I became a 19-year-old member of Uncle Sam’s Army in April 1953, while the war was still fitfully sputtering, and was sent to Fort Knox, Ky., to train as a tank driver. In July, a truce was signed in Panmunjom so some of the pressure was off, but we still trained as though our lives depended on it.
I left for the Far East about Nov. 1, 1953, after a short leave, and flew to Chicago where I boarded a troop train for California. Then, as though there was a critical shortage of tank drivers in Korea, three of us privates were hustled onto an airplane along with a bunch of officers and were off to Japan.
The flight was long, about 36 hours, with brief stops in Honolulu and Wake Island. We landed in Tokyo and were taken to an old Japanese Army camp just outside town. After all the rush to fly us to Japan, we spent three weeks at the camp, where I experienced my first earthquake. I made several trips into Tokyo and saw some of the sights, including the Ginza.
Then we took a Japanese troop train (with canvas hammocks instead of seats) for the trip down through Japan to the southwestern port of Sasebo, where we boarded an old motorboat. After an all-night trip across the Korean Straight, we landed at Pusan on the southern tip of Korea. There we boarded an ancient train, pulled by a steam engine. The passenger cars had hard, wooden bench seats, along with a large pipe through the floor that served as a latrine. As we slowly traveled north toward the Demilitarized Zone (DMZ), we met several trains of American troops heading south and home. They took no pity on us new recruits and at every stop regaled us with stories of the terrible things the Chinese and North Koreans were going to do to us.
Finally, we reached the 2nd Infantry Division, to which we’d been assigned. I was put on guard duty my very first night in Korea and was armed to the teeth – with a nightstick! My entire four-hour shift I spent in total darkness, clutching my useless nightstick and facing north from where the Commies were sure to infiltrate. Next morning, I realized that I’d been facing south the whole time.
Here I am at age 74 in my old Army Reserve uniform. Photo by Lisa Moore.
Then onto my assigned unit, the Tank Company of the 38th Infantry Regiment, which was on the DMZ. The company commander needed communication men more than he needed tank drivers, so another replacement and I were picked to be commo men. I was disappointed at first but the commo job turned out to be easier than being a tanker, although having to go out at night to find a break in a phone line running to one of the front line platoons wasn’t very enjoyable. I usually got stuck with this job because I was the youngest, but it wasn’t really too bad, except for when I had to pass through the position of the Dutch battalion that was attached to the 2nd Division. I was afraid the Dutch sentry wouldn’t understand my response to the password and would shoot me. He never did though!
Sometime during the summer of 1954, the 2nd Infantry Division was disbanded and rotated home (I didn’t get to go with them), and all our equipment, including the tanks, was turned over to the Republic of Korea Army.
By this time I was a “communications specialist” and was transferred to an infantry battalion headquarters company in the 17th Infantry Regiment of the 7th Infantry Division.

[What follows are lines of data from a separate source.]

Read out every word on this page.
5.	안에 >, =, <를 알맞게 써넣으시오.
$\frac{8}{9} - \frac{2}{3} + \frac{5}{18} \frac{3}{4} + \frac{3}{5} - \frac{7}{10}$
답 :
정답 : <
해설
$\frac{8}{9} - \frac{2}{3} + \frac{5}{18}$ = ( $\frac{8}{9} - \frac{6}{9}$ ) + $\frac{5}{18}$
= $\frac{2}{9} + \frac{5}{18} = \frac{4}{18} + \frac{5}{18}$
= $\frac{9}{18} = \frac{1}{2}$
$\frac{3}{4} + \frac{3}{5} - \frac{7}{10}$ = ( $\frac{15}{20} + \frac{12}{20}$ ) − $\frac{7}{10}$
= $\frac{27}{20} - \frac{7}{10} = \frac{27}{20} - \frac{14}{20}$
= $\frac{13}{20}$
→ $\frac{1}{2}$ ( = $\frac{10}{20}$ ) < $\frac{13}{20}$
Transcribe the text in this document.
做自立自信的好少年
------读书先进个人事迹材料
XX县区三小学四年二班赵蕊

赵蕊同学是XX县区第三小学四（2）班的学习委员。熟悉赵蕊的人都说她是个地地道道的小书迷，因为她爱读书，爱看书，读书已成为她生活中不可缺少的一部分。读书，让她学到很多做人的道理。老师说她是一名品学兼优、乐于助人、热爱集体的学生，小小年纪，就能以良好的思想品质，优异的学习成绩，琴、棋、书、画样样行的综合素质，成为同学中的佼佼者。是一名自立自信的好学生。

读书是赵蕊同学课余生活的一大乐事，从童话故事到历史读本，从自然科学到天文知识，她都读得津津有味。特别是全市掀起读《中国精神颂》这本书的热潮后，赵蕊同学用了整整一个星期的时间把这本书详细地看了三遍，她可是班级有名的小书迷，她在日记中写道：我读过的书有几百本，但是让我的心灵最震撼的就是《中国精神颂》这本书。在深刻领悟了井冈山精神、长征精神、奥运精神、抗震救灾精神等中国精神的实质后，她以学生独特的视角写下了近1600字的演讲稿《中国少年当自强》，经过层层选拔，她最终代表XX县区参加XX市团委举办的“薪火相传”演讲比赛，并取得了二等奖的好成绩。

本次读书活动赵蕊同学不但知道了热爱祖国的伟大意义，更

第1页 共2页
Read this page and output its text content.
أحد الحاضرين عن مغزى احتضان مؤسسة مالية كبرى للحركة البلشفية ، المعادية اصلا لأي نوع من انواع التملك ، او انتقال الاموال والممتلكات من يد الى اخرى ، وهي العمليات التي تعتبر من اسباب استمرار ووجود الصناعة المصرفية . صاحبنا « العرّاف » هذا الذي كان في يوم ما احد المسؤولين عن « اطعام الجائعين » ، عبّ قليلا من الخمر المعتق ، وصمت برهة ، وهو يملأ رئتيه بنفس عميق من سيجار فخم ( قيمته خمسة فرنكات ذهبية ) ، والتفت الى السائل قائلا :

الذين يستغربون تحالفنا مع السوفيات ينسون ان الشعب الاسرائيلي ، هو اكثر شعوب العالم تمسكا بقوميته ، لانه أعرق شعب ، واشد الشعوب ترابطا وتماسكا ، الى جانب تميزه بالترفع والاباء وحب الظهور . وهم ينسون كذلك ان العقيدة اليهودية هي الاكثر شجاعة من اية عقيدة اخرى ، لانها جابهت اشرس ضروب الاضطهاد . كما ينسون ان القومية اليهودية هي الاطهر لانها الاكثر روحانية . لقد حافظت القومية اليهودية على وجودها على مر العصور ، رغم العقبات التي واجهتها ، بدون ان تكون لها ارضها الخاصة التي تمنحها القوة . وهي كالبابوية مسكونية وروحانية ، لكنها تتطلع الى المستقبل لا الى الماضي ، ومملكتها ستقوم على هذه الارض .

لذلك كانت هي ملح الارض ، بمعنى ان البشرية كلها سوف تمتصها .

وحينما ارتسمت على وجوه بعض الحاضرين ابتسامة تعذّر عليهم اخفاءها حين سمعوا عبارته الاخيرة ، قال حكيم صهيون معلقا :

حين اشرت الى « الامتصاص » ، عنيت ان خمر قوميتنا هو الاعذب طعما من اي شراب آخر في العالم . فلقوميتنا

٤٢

No more tanks, but lots more telephones, and telephone wire to run. While in this outfit I was, for a while, given responsibility for the generator, a 10 KW-unit powered by a Jeep engine. I had to get up a couple of hours before everyone else to start the generator for the cooks to make breakfast. I also had to stay up until midnight or later before shutting the thing down. Luckily, it didn’t need to be run during daylight so all I had to do all day was a little maintenance on the machine.
Everything was great until one dark night when the engine ran out of gas. I got a 55-gallon drum from the POL (fuel) dump, connected up the line to the generator and restarted the engine. It ran for only a couple of minutes and died, never to run again (until it was overhauled). We found that someone had delivered a drum of Napalm (jellied gasoline) to the POL dump by mistake, and the little Willys engine didn’t like that at all.
My time was finally up in April 1955 and I was taken to Inchon and put aboard a troop ship bound for Seattle, Wash. It was a good voyage, but that two weeks seemed like two months. At last we got to Seattle and then another long train ride back to Chicago, where I was released from active duty, only to join the active Army Reserve where I spent another 15 years.
I really had a lot of fun in the Army and enjoyed most of it immensely. I ask you to please pray for the men and women who are serving in Afghanistan and Iraq and yes, still in Korea, and do everything you can to honor and support them.